Машина все ближе и ближе к городу, Максим выжимает 180 в час, а я почувствовала, что глаза мои слипаются окончательно. Медведь, Крым, Голливуд, Абалакский монастырь, село Покровское за пять тысяч и в другой раз. Перегруз. Последнее, что я спросила у моего водителя:

– Максим, вы точно не уснете?

– Я не усну, – снисходительно заверил он, обернувшись в мою сторону и зафиксировав на миг острый взгляд слегка раскосых глаз, – да и вам лучше продержаться. Почти приехали. – Эти слова прозвучали размыто, нечетко, как часть сновидения. И во сне мне снился мой папа. Наверное, родители Максима родились в тех же краях, что и он, выговор одинаковый. Чистый и четкий русский язык, без акцента. Или потому что сибиряки? И здесь у всех выговор похож?

«Если тебе что-то очень хочется сделать, как бы это ни казалось трудно, почти невыполнимо, – сделай это, и тогда ты сможешь жить дальше», – сказал мне отец когда-то.

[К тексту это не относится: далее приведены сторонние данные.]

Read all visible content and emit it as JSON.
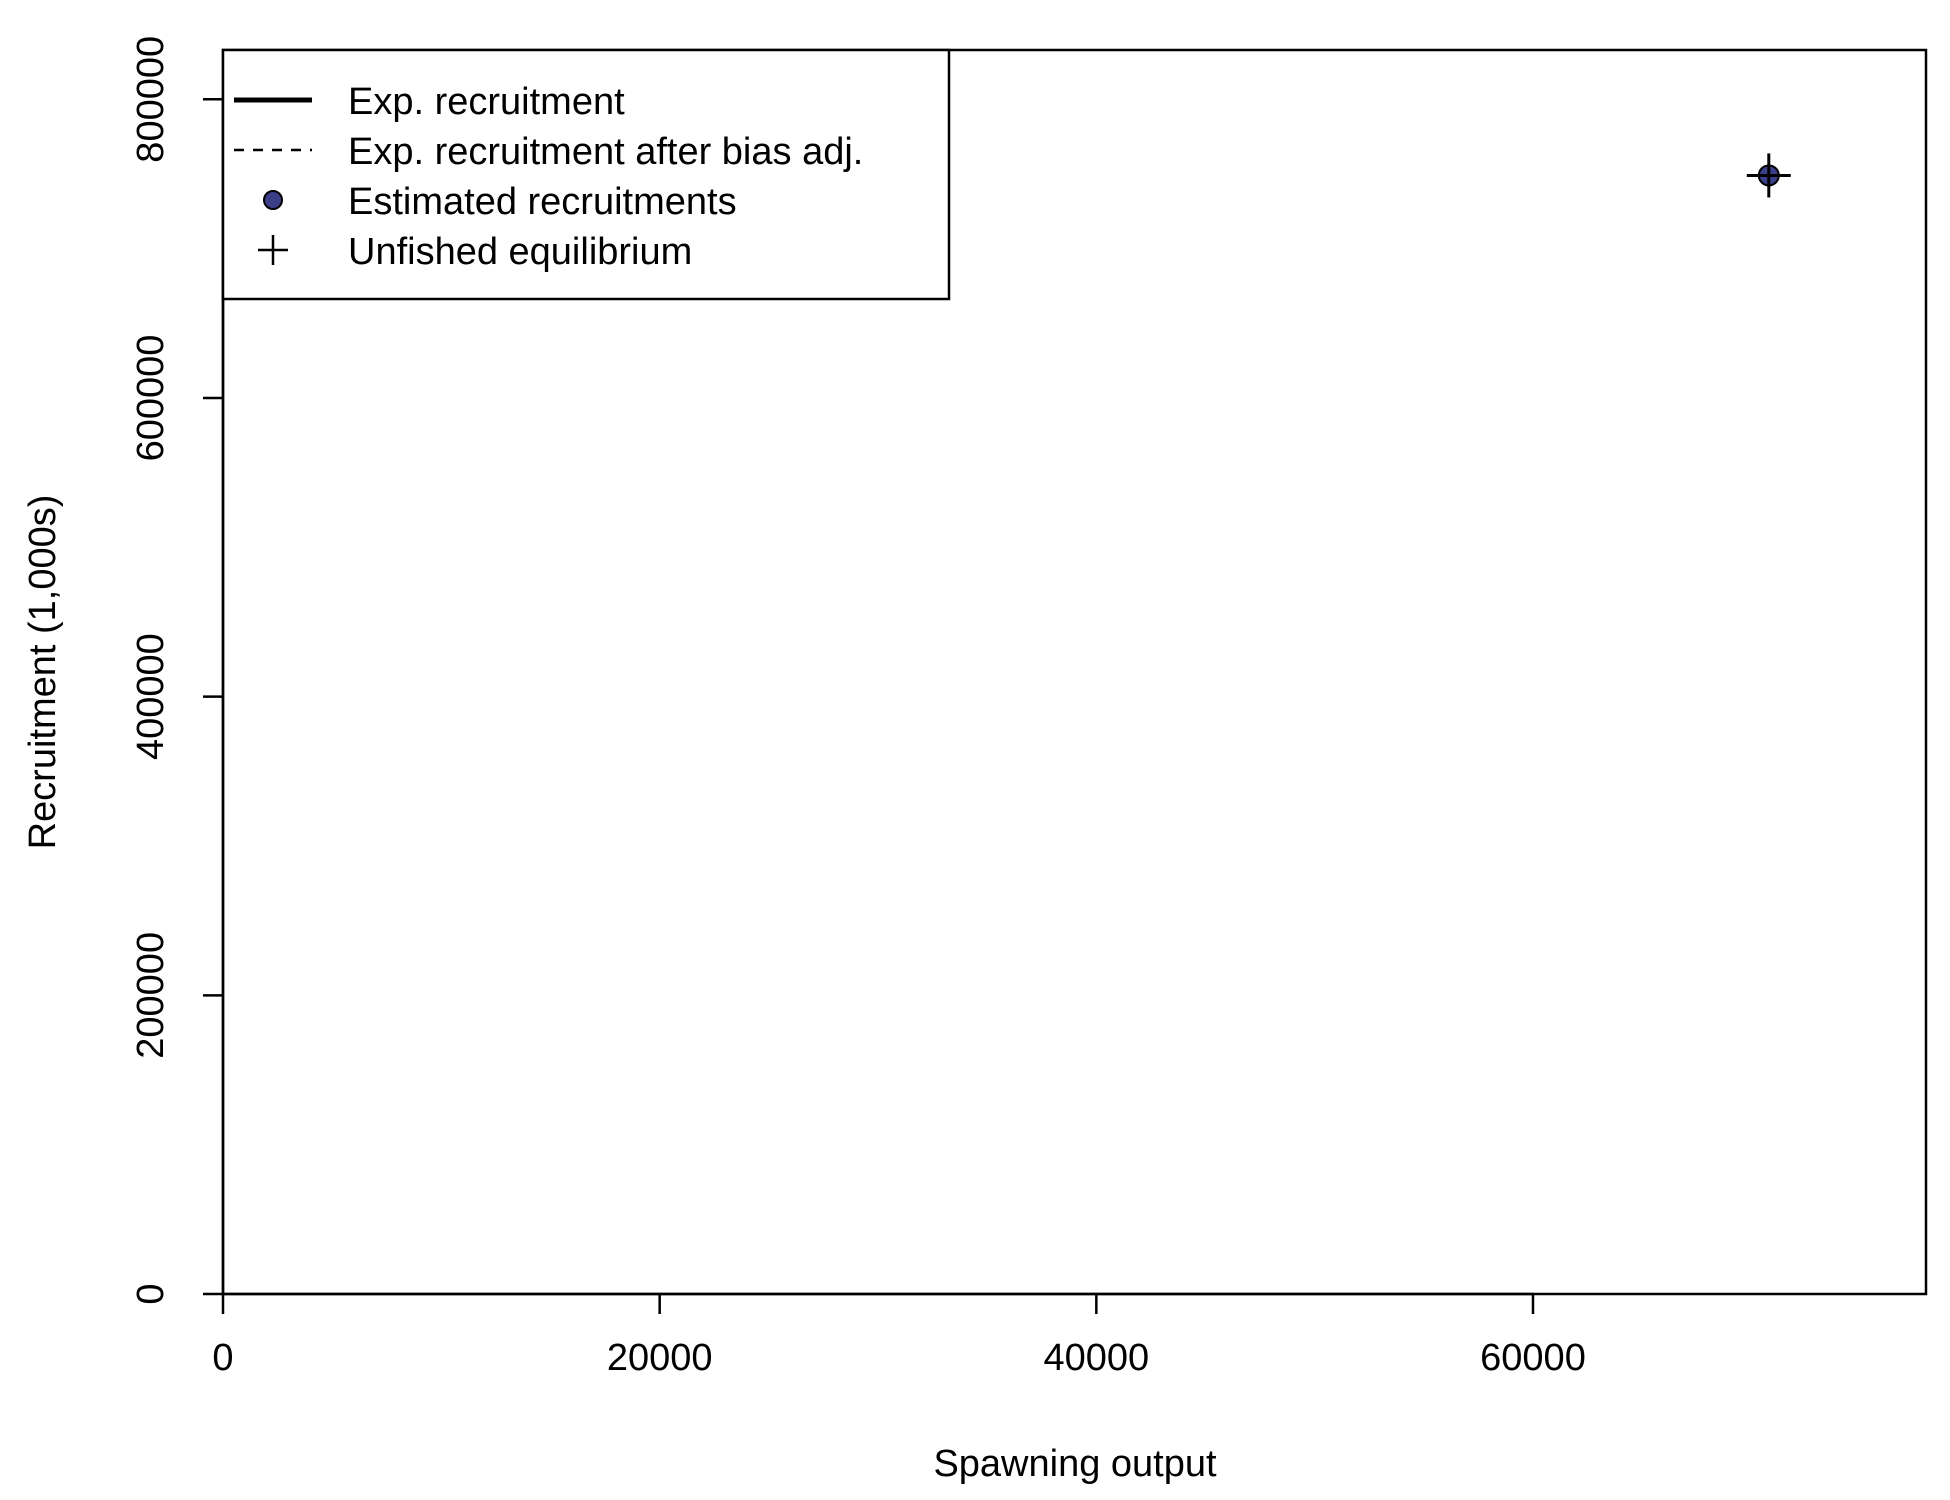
{
  "chart_data": {
    "type": "scatter",
    "title": "",
    "xlabel": "Spawning output",
    "ylabel": "Recruitment (1,000s)",
    "xlim": [
      0,
      78000
    ],
    "ylim": [
      0,
      833000
    ],
    "x_ticks": [
      0,
      20000,
      40000,
      60000
    ],
    "x_tick_labels": [
      "0",
      "20000",
      "40000",
      "60000"
    ],
    "y_ticks": [
      0,
      200000,
      400000,
      600000,
      800000
    ],
    "y_tick_labels": [
      "0",
      "200000",
      "400000",
      "600000",
      "800000"
    ],
    "grid": false,
    "legend_position": "top-left",
    "legend": [
      {
        "label": "Exp. recruitment",
        "symbol": "thick-line"
      },
      {
        "label": "Exp. recruitment after bias adj.",
        "symbol": "dashed-line"
      },
      {
        "label": "Estimated recruitments",
        "symbol": "filled-circle"
      },
      {
        "label": "Unfished equilibrium",
        "symbol": "plus"
      }
    ],
    "series": [
      {
        "name": "Estimated recruitments",
        "points": [
          {
            "x": 70800,
            "y": 749000
          }
        ]
      },
      {
        "name": "Unfished equilibrium",
        "points": [
          {
            "x": 70800,
            "y": 749000
          }
        ]
      }
    ],
    "colors": {
      "point_fill": "#3b3f8a",
      "point_stroke": "#000000"
    }
  }
}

Рак у него обнаружили в четвертой стадии, четыре месяца жизни доктора выделили. А он прожил не четыре, а двадцать четыре, за год до смерти приехал ко мне и сказал эту фразу. Как завещание получилось. И ни нотариусы не нужны, ни печати. «Если тебе очень хочется сделать что-то…». Сильный был и умный, до последнего дня жизни неправдоподобно красив. И зэковские песенки, зэковские мотивчики, из деревенской юности привет… Я ему в детстве подпевала: «А я кидаю камешки с крутого бережка», потом – «Мурка моя, Мурка»…

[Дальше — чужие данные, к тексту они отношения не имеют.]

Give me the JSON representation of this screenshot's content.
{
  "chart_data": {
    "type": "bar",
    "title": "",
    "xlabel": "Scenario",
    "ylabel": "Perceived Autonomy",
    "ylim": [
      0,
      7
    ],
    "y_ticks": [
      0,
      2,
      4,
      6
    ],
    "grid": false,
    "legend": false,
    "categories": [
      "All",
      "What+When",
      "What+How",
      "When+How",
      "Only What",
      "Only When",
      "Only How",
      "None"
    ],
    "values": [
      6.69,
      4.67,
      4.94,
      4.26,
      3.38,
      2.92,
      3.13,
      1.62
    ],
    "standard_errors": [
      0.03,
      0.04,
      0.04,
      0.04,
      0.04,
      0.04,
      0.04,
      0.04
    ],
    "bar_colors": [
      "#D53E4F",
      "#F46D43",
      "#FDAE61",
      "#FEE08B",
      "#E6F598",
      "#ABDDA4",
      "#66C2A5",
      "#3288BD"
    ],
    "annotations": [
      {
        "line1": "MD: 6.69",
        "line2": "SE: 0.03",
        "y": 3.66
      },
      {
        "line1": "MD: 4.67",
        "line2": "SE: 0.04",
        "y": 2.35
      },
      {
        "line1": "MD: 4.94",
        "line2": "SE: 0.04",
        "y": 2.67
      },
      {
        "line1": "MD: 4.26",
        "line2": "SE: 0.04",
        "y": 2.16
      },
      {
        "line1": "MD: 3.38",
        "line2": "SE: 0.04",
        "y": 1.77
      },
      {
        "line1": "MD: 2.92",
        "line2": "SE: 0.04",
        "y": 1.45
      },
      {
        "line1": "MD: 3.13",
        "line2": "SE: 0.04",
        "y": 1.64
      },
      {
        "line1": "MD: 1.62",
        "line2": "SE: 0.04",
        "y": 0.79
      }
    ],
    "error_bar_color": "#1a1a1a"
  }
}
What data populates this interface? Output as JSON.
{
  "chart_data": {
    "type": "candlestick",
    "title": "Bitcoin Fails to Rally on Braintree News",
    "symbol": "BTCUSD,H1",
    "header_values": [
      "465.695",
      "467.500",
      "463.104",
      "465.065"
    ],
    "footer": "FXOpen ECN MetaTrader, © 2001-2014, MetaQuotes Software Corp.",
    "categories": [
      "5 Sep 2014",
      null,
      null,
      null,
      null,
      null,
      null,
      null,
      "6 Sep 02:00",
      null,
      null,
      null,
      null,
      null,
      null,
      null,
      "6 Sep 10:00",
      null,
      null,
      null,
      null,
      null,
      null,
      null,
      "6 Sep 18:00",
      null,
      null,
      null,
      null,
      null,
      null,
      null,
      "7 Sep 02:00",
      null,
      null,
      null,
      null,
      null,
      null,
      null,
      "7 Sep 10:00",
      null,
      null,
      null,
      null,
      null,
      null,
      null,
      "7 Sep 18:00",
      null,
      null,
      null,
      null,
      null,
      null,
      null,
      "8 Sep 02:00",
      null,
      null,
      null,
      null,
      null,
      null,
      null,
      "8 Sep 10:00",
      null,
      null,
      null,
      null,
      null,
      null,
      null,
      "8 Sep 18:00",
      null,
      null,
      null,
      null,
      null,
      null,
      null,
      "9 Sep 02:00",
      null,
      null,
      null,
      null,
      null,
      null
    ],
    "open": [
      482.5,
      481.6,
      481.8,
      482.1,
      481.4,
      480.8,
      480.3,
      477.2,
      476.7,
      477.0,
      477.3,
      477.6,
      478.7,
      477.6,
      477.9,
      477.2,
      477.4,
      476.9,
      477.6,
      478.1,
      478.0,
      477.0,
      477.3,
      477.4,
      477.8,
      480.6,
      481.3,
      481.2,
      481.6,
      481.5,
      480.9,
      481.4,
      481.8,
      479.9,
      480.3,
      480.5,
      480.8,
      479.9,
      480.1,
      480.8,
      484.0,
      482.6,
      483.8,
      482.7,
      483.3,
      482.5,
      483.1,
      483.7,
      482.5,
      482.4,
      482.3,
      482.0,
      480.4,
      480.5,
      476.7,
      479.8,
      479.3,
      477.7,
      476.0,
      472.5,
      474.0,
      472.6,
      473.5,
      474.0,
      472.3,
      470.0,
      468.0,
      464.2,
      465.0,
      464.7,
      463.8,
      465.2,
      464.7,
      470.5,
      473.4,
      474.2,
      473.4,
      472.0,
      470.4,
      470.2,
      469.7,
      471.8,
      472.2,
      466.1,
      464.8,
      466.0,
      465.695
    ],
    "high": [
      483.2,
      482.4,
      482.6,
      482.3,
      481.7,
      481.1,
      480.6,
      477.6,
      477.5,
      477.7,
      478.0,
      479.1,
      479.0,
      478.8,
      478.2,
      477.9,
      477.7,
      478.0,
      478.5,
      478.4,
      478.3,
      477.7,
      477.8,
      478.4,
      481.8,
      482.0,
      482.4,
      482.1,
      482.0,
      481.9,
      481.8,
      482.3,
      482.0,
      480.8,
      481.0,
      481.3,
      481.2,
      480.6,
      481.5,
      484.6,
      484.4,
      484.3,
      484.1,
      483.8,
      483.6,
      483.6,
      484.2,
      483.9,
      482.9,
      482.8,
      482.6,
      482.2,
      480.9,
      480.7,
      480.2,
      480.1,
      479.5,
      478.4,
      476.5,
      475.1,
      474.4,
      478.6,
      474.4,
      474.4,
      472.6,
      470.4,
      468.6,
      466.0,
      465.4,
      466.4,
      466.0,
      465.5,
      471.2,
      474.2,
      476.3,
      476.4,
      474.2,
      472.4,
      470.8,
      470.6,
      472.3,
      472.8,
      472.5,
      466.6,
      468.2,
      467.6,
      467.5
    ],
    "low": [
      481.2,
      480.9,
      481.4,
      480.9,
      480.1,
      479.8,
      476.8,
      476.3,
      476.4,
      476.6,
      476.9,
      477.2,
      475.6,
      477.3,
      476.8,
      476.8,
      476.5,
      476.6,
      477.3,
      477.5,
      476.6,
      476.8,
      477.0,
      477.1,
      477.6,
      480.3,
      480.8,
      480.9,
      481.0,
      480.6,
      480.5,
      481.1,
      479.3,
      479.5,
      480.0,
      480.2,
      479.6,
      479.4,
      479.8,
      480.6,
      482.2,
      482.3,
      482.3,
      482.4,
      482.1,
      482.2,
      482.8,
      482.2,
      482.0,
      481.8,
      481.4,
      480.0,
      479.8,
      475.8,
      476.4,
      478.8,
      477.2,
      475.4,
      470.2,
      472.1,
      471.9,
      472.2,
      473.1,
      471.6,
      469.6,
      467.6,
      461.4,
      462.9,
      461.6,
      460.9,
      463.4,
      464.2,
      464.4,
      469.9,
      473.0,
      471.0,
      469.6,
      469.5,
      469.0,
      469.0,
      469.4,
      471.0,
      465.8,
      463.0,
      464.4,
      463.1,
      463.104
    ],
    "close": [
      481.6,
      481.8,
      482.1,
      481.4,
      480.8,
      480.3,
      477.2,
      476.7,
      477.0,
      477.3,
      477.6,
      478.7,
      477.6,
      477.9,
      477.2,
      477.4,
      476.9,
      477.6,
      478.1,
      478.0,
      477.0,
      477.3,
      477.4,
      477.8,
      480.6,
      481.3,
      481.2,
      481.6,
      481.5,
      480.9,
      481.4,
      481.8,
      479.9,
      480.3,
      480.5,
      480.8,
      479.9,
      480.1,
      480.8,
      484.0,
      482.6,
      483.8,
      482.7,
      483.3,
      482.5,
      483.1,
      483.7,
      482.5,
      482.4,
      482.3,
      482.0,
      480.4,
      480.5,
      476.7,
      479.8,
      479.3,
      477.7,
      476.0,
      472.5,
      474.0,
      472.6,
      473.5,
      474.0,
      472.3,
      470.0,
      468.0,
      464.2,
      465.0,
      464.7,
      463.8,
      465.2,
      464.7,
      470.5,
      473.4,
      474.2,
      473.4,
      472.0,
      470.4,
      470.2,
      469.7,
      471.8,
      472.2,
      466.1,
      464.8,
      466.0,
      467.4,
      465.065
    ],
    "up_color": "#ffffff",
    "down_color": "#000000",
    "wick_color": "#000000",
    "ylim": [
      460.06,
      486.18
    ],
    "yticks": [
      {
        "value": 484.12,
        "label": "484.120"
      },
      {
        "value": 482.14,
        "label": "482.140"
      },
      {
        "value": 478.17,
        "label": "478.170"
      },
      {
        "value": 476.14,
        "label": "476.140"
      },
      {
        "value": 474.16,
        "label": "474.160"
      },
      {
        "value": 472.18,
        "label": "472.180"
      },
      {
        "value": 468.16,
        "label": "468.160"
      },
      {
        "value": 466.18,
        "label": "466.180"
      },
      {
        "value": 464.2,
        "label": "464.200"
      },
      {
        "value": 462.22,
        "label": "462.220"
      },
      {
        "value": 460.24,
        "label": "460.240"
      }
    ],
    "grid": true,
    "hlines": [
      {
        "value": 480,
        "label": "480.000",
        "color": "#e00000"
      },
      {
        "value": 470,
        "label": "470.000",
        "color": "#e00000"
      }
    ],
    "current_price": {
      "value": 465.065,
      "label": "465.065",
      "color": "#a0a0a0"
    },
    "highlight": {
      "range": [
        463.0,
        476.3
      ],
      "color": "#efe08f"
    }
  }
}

Не Муркой единой, чуть ли не всего Пушкина наизусть читал, во время редких прогулок я очень гордилась, когда он брал меня за руку. В Ростове-на-Дону строительный институт закончил, города возводил, начальником стал большим. Жил с гордо поднятой головой и ушел, ни перед кем не склонившись.

Непобежденным.

Я тоже так хочу.

– Ну вот, приехали! – Голос моего водителя вывел из дремотного состояния, очнулась, как от толчка в спину, озираясь по сторонам: «Где я?» Ах да, это мое путешествие в Сибирь, я уже не мечтаю об этой поездке, я добралась в Тобольск!